Explicit capabilities

Capability flags are operationally safer than implicit provider branching. They make behavior visible, testable, and easier to evolve.

Confirmation as a first-class concern

Side-effecting commands should not reinvent confirmation flows ad hoc. The runtime should enforce them consistently.

Ephemeral state plus durable storage

Per-invocation state is useful for middleware composition, but long-lived workflow state needs a pluggable store. Treating them separately keeps handlers easier to reason about.

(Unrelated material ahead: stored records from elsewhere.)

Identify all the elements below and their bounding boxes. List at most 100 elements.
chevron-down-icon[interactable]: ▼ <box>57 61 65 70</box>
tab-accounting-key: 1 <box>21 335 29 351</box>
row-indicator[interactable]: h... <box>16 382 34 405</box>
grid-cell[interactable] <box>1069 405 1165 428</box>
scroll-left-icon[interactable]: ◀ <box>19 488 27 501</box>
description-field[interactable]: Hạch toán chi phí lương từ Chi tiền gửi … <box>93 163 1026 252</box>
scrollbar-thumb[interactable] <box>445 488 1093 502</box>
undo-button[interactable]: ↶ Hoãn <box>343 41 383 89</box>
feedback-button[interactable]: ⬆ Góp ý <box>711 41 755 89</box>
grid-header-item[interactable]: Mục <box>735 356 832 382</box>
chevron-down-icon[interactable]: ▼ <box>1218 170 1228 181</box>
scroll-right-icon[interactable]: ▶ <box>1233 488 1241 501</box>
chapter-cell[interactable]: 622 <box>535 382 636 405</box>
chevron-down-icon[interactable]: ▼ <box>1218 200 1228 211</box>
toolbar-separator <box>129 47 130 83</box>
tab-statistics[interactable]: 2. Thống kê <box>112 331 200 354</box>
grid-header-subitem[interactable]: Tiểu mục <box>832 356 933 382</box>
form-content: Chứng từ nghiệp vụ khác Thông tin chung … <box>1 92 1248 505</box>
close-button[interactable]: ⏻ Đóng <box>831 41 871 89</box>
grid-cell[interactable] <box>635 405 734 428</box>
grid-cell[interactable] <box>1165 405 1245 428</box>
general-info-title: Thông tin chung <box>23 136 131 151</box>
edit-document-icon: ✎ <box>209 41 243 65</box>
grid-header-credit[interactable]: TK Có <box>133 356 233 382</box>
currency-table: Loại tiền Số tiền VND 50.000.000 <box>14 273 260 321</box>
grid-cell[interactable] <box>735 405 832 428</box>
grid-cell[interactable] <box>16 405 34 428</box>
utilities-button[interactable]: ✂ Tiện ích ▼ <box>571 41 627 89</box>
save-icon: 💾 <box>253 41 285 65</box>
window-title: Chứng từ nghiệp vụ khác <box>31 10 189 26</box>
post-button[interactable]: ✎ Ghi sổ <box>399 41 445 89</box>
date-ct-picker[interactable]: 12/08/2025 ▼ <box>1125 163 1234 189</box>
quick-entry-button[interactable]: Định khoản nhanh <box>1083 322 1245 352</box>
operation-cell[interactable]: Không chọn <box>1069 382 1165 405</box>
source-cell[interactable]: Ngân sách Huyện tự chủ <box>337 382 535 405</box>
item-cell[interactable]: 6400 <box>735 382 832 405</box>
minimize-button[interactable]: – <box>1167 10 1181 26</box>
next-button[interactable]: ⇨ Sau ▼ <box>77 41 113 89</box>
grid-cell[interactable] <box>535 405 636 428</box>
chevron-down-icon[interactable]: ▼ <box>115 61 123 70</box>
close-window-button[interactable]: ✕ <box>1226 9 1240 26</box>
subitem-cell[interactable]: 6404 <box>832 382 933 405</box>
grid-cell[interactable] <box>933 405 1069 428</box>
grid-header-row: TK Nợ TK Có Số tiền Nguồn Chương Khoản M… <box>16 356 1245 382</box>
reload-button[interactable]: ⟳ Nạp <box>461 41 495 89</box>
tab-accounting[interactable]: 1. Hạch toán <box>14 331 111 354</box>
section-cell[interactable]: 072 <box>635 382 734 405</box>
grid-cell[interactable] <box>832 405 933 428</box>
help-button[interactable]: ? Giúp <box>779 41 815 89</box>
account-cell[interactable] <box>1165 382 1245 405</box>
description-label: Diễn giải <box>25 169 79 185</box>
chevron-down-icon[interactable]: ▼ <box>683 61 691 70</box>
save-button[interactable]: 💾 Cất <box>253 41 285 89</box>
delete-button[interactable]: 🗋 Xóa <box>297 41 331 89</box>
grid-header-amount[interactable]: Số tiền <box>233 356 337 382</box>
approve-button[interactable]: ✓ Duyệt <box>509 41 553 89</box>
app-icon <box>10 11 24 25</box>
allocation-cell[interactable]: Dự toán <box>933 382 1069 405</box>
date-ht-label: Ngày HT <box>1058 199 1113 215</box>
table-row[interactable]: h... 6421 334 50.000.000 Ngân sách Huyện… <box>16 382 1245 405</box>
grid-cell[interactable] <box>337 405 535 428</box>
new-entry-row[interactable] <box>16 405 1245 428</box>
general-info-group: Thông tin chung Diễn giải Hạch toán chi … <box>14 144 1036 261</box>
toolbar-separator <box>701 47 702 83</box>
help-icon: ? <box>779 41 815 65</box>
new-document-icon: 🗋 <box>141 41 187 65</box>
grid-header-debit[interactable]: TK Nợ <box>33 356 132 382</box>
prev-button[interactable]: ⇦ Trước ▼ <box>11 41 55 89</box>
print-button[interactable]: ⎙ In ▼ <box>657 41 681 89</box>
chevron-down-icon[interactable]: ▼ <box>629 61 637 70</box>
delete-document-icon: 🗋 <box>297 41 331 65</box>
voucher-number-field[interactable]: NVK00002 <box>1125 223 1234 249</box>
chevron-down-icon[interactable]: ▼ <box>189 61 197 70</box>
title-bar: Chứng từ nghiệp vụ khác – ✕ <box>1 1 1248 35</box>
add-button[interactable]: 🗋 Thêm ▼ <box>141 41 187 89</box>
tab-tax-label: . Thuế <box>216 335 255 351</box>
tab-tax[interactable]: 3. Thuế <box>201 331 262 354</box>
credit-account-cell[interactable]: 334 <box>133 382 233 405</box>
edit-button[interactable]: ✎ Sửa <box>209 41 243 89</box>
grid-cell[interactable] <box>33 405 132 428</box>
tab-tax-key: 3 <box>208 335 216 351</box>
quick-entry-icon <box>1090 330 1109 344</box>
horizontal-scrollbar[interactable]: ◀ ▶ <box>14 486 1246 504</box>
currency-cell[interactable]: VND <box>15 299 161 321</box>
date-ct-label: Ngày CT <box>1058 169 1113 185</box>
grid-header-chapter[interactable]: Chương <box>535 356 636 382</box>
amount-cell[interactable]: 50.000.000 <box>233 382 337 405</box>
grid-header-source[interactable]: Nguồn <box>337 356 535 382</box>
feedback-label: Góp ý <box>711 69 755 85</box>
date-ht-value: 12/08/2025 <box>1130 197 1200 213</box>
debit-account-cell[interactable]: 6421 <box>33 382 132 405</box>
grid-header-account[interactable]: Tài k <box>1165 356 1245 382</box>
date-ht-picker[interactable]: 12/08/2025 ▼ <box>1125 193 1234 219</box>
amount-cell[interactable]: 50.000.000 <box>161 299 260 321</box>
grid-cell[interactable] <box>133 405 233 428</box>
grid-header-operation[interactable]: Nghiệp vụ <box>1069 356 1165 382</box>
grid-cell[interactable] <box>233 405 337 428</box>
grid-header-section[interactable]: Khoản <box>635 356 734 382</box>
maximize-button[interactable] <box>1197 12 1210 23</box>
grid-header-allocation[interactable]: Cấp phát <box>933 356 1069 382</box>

Logs, lifecycle, and audit records built into the kernel

Operational safety is not optional in ChatOps systems. Correlation IDs, lifecycle logs, and audit trails need to be part of the core execution model, not bolted on later.

Current Status

The repo currently includes:

  • a test-backed runtime skeleton in src/index.js
  • a command and plugin API under src/lib
  • TDD coverage for command execution, alias resolution, permission checks, confirmation flow, plugin loading, safe unknown-command behavior, and adapter-native fallback in test/chatops.test.js

The next logical build-out is to split the current runtime into dedicated kernel, parser, authorization, confirmation, renderer, and adapter packages while preserving the same command-first contract.